告白、したような、告白されたような、あの夜の次の日。
私とメイはベッドの上で裸で、抱き合っていました。…いえ、流石にそういう場所じゃないからね?自重はしたよ?
したかったけれど自重した。いや、ほら、ホテルの皆さんにそういう行為の後始末させるのもちょっとあれだしね。チップ払うあれもないし。
…あれ?最近日本でもチップ、みたいなのって出てきたんだっけ…?なんて思いながら上体を起こすと。
「んぁ…主様…おはよう…」
「あ、ごめん。起こしちゃった?…まだ、朝早から寝てていいよ?」
「んぅ……。そうかや…。でも、朝餉の用意を…」
「ホテルだから、大丈夫だよ」
「…そうじゃった…」
そう言ってもう一度、眠りにつこうとするメイ。そのメイの頭をなでて。
私はベッドから出て、ベッドの近くにある時計をみる。
「…5時かあ…。ううん、私ももう一眠りする…?」
と呟いたはいいけれども、なんとなくそんな気分にはなれず、メイが起きないようにカーテンを開ける。
清々しいほどのいい天気です。
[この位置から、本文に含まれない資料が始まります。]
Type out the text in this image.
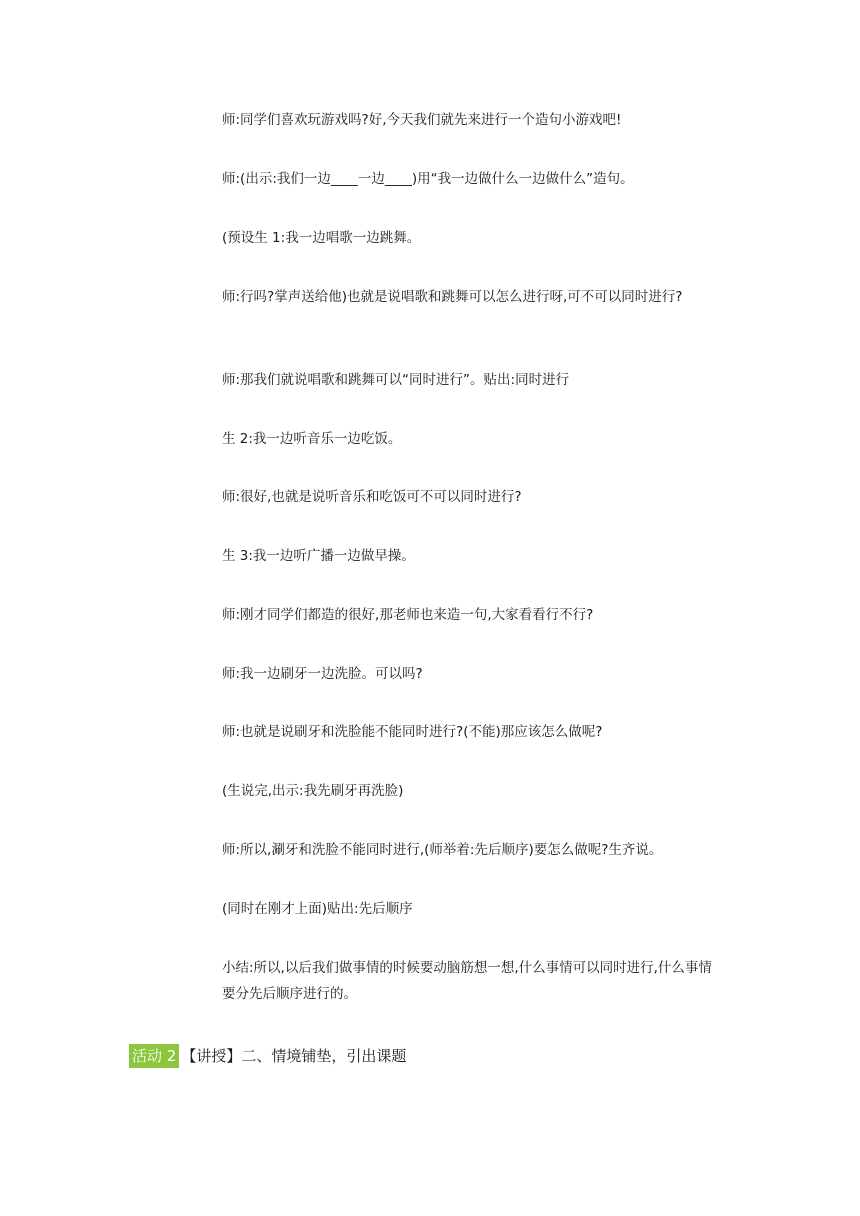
师:同学们喜欢玩游戏吗?好,今天我们就先来进行一个造句小游戏吧!

师:(出示:我们一边____一边____)用“我一边做什么一边做什么”造句。

(预设生 1:我一边唱歌一边跳舞。

师:行吗?掌声送给他)也就是说唱歌和跳舞可以怎么进行呀,可不可以同时进行?

师:那我们就说唱歌和跳舞可以“同时进行”。贴出:同时进行

生 2:我一边听音乐一边吃饭。

师:很好,也就是说听音乐和吃饭可不可以同时进行?

生 3:我一边听广播一边做早操。

师:刚才同学们都造的很好,那老师也来造一句,大家看看行不行?

师:我一边刷牙一边洗脸。可以吗?

师:也就是说刷牙和洗脸能不能同时进行?(不能)那应该怎么做呢?

(生说完,出示:我先刷牙再洗脸)

师:所以,涮牙和洗脸不能同时进行,(师举着:先后顺序)要怎么做呢?生齐说。

(同时在刚才上面)贴出:先后顺序

小结:所以,以后我们做事情的时候要动脑筋想一想,什么事情可以同时进行,什么事情要分先后顺序进行的。

活动 2 【讲授】二、情境铺垫，引出课题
…梅雨明けにはまだちょっと早い気もするけれど、きっと今日明日、ぐらいで梅雨はあけるはず。
夏が。始まる。メイと、初めての夏が。
…いや、別に初めての夏ってわけじゃないんだけど。メイ、私の家きてから3年はたっているから。でも、なんとなくこういう事になってからの、夏だから、初めての夏、って事でいいんじゃないかな、と自分に言い聞かせる。
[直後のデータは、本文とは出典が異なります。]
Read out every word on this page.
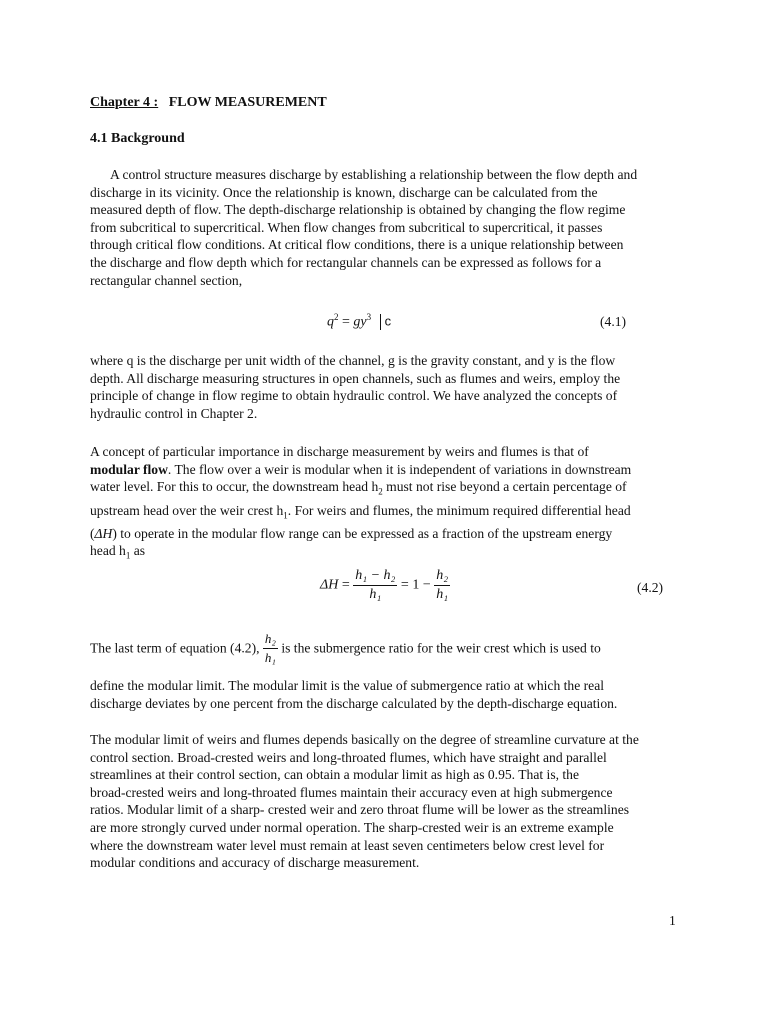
Chapter 4 : FLOW MEASUREMENT
4.1 Background

A control structure measures discharge by establishing a relationship between the flow depth and
discharge in its vicinity. Once the relationship is known, discharge can be calculated from the
measured depth of flow. The depth-discharge relationship is obtained by changing the flow regime
from subcritical to supercritical. When flow changes from subcritical to supercritical, it passes
through critical flow conditions. At critical flow conditions, there is a unique relationship between
the discharge and flow depth which for rectangular channels can be expressed as follows for a
rectangular channel section,

$q^2 = gy^3$ c	(4.1)

where q is the discharge per unit width of the channel, g is the gravity constant, and y is the flow
depth. All discharge measuring structures in open channels, such as flumes and weirs, employ the
principle of change in flow regime to obtain hydraulic control. We have analyzed the concepts of
hydraulic control in Chapter 2.

A concept of particular importance in discharge measurement by weirs and flumes is that of
modular flow. The flow over a weir is modular when it is independent of variations in downstream
water level. For this to occur, the downstream head $h_2$ must not rise beyond a certain percentage of
upstream head over the weir crest $h_1$. For weirs and flumes, the minimum required differential head
(ΔH) to operate in the modular flow range can be expressed as a fraction of the upstream energy
head $h_1$ as

$\Delta H = \frac{\text{h₁ − h₂}}{\text{h₁}} = 1 - \frac{\text{h₂}}{\text{h₁}}$	(4.2)
The last term of equation (4.2), $\frac{\text{h₂}}{\text{h₁}}$ is the submergence ratio for the weir crest which is used to

define the modular limit. The modular limit is the value of submergence ratio at which the real
discharge deviates by one percent from the discharge calculated by the depth-discharge equation.

The modular limit of weirs and flumes depends basically on the degree of streamline curvature at the
control section. Broad-crested weirs and long-throated flumes, which have straight and parallel
streamlines at their control section, can obtain a modular limit as high as 0.95. That is, the
broad-crested weirs and long-throated flumes maintain their accuracy even at high submergence
ratios. Modular limit of a sharp- crested weir and zero throat flume will be lower as the streamlines
are more strongly curved under normal operation. The sharp-crested weir is an extreme example
where the downstream water level must remain at least seven centimeters below crest level for
modular conditions and accuracy of discharge measurement.

1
なんか、コーヒーが飲みたくなってきたので、客室にあったコーヒーメーカー(UOCのやつ。)で、コーヒーをいれて、近くにあったコップに注ぐ。
うん、割と馴染みのある味というか。うちの会社にも、さらに言えばお家にもこのコーヒーメーカーおいてあるからよく飲んでるというか。まあ、客室にあるコーヒーメーカーだから文句は言えない。ホテルにまでおいてあるのがお家で飲めるぐらいいい時代になったというべきなんでしょう。
「…主様」
「あれ、眠り浅かったかな?おはよう、メイ。コーヒー、いれたら飲む?」
「んんー、いいのじゃ。空腹にコーヒーはあまりよろしくないし、もうすぐ朝餉じゃろ?ちょっとその前に顔洗ってくるのじゃ」
そういって、私に断りをいれて、浴室へ向かうメイ。後姿もかわいいなあ、なんて思いながらそれを見て。
確か朝のバイキングがやってるレストランは7時ぐらいから開いているから、それぐらいに向かうとして。ちょっと、客室でイチャイチャ出来るかなーなんて思っていると。
「のぉ、主様。ちょっとラジオつけてもいいかの。ニュース知りたいのじゃ」
「ん。テレビじゃなくていいの?」
「んんー、テレビでもいいのじゃが、どちらかといえばラジオ派じゃしの」
「そういえば、ラジオ派だったね。んじゃあラジオつけようか」
「ん、わかった。じゃ、入れるね。メイ、窓際の椅子に座ってて」
「はい。主様のぶん開けておくのじゃ」
「わーい。メイ大好き」
「ふふっ、儂も主様大好きじゃよ」
そう言ってベッド近くのラジオの電源を入れる私。ラジオを入れると、ますますコーヒーが飲みたくなる。
まあ、あんまり空腹にいれるのはよろしくないのはわかっているから、よしておくけど。
そして、メイの隣のあいてる席に座って。愛しいメイの頭に、空いてる手をおいて。愛おしく撫でて。
そうして、ホテルのレストランが開くまでの間、愛おしい時間を過ごしたのです。